Previous predictions that the town would face double digit hikes across the board have proved unfounded, with borough council analysis claiming an ‘overall’ fall of two per cent for retailers.
However, the headline cut hides large variations between different sectors, streets and even neighbouring businesses.
Out of 30 High Street businesses checked by the Times at random, 21 will have to find extra money with the highest rise in rateable value being 21 per cent. This has taken the figure from £47,000 to £57,000.
Average rises in the High Street, where some businesses are struggling, are five per cent.
No reasoning is publicly available for how the Valuation Office Agency (VOA) assesses business rates on a case by case basis as the Commissioners for Revenue & Customs Act protects access to individual taxpayers’ information from third parties.
This has led one borough council official to state that ‘only the VOA’ can explain what has changed since its previous valuations in 2010 – despite the council being tasked with collecting the rates.
Those retailers operating within the Royal Victoria Place shopping centre will benefit from some of the largest cuts, which will fall on average by 23 per cent.
Rates on Camden Road will be mostly ‘unchanged’, while Monson Road will enjoy an average fall of seven per cent when the changes come into effect in April next year.

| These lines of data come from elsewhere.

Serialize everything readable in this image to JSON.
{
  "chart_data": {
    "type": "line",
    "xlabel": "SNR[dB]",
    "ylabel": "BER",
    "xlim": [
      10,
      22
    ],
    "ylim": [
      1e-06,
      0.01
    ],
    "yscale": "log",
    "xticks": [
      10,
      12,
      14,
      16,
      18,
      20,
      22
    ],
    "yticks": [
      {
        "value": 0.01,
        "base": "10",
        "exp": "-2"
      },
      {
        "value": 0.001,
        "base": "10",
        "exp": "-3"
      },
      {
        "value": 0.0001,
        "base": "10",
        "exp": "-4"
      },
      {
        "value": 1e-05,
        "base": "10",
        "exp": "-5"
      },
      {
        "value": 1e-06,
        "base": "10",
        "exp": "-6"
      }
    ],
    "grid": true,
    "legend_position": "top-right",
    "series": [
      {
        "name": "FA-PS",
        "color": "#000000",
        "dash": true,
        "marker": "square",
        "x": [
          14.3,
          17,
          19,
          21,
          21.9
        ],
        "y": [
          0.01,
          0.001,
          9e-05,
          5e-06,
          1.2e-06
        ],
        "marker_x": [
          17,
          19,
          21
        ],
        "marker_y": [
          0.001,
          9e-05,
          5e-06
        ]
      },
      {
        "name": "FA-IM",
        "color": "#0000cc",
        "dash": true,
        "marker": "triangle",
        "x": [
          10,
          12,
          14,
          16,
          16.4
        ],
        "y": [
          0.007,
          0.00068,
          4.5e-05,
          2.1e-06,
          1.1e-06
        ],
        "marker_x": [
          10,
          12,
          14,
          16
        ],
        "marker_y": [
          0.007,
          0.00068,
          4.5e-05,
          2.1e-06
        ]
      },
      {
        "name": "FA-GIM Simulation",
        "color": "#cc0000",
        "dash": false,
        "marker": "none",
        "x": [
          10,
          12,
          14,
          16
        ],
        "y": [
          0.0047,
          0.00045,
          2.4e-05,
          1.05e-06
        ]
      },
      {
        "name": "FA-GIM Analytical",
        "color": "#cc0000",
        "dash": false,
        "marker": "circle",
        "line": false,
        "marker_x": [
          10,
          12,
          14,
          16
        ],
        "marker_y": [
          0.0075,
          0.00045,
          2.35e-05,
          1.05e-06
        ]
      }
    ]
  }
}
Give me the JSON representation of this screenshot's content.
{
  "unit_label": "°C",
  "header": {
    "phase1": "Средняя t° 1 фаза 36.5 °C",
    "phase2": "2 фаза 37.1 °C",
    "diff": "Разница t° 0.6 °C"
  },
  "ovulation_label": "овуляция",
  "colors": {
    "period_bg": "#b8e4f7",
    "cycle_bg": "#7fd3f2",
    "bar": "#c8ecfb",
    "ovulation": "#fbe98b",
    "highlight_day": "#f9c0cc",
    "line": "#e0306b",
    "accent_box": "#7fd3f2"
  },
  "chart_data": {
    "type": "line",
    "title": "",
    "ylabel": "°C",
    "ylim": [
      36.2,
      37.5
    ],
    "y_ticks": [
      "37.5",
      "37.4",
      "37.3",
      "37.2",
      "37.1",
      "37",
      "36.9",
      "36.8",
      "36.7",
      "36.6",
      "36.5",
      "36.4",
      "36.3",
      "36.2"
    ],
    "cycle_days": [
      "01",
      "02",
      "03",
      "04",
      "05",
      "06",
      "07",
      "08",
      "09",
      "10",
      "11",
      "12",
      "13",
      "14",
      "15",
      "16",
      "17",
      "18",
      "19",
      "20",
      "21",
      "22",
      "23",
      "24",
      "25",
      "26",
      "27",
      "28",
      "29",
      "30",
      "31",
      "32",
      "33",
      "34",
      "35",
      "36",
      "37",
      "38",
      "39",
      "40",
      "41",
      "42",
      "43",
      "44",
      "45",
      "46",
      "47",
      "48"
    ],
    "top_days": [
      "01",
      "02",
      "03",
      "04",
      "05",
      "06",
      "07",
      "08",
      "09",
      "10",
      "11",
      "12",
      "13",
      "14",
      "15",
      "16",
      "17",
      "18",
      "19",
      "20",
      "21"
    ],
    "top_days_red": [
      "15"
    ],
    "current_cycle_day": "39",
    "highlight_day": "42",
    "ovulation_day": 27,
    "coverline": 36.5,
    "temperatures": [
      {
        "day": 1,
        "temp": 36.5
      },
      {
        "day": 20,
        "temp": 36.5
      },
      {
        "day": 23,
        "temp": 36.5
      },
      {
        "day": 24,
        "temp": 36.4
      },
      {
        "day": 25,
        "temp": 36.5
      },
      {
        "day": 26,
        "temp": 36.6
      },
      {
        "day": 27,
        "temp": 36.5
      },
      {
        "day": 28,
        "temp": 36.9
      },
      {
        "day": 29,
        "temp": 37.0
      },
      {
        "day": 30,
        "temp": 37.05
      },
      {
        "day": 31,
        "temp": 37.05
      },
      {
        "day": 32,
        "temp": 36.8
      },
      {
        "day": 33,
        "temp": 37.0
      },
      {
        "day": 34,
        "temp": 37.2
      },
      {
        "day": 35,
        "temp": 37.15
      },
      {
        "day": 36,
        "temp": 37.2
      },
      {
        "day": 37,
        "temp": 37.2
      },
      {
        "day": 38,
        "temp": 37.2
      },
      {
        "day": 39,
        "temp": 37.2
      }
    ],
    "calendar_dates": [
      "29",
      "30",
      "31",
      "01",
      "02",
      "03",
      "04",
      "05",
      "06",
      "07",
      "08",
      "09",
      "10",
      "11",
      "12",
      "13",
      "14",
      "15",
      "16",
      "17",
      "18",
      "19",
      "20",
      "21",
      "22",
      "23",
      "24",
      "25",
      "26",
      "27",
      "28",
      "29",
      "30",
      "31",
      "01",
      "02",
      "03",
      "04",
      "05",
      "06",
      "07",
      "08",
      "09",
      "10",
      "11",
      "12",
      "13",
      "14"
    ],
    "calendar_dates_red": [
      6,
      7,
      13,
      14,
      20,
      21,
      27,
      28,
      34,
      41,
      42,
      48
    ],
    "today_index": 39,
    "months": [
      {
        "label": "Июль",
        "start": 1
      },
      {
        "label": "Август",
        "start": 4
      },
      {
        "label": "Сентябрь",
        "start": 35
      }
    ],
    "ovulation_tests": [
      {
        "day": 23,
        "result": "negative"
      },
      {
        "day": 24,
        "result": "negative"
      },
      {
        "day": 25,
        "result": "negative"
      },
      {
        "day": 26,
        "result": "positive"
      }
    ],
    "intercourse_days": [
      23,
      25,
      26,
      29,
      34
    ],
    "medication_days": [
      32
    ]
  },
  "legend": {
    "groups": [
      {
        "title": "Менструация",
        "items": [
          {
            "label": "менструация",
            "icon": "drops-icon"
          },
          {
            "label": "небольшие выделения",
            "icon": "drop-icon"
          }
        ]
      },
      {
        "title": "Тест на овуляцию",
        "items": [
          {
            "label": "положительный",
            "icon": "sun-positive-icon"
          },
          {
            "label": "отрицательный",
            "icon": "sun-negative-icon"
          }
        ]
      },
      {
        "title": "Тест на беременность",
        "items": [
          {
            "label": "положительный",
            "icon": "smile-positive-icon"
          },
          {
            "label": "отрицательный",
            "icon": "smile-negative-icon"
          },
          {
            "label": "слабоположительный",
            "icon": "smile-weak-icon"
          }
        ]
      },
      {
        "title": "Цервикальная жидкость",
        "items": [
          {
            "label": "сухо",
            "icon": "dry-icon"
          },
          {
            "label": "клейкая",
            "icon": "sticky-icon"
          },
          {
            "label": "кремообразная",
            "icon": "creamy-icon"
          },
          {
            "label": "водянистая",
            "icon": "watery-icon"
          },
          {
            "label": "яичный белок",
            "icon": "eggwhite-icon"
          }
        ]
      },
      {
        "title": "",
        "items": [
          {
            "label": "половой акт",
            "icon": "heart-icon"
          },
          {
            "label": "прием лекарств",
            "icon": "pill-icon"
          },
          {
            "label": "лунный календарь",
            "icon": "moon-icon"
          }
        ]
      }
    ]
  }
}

The Chief Financial Officer at Tunbridge Wells Borough Council, Lee Colyer, welcomed the respite afforded to many businesses.
“Tunbridge Wells is a thriving, economically attractive area due to the hard work of our local businesses. I was worried that this success would lead to us being penalised through higher bills.
“My general perception is that, thankfully, rates have actually gone down, although some businesses, such as car showrooms and large retail warehouses, appear to have gone up.”
Although he emphasised this was a ‘general’ observation, he said it still comes as a ‘relief’ for the council as the majority of the proceeds from any rises are redistributed by central government to other authorities in the country.
HOW BUSINESS RATES WORK
The VOA gives a rateable value to each non-domestic property and this is used by local councils to determine a property’s business rates. The rateable value is not the amount ultimately paid.
A property’s rateable value represents the rent it could have been let for on a certain date. It won’t be the actual rent paid on this date since there are many factors determining rental values.
It is then subject to a ‘multiplier’ which in England for 2014-2015 has a standard average value of 48.2p.
Therefore a business occupying a property that has a rateable value of £10,000 would pay 48.2p in the pound meaning a final bill of £4,820.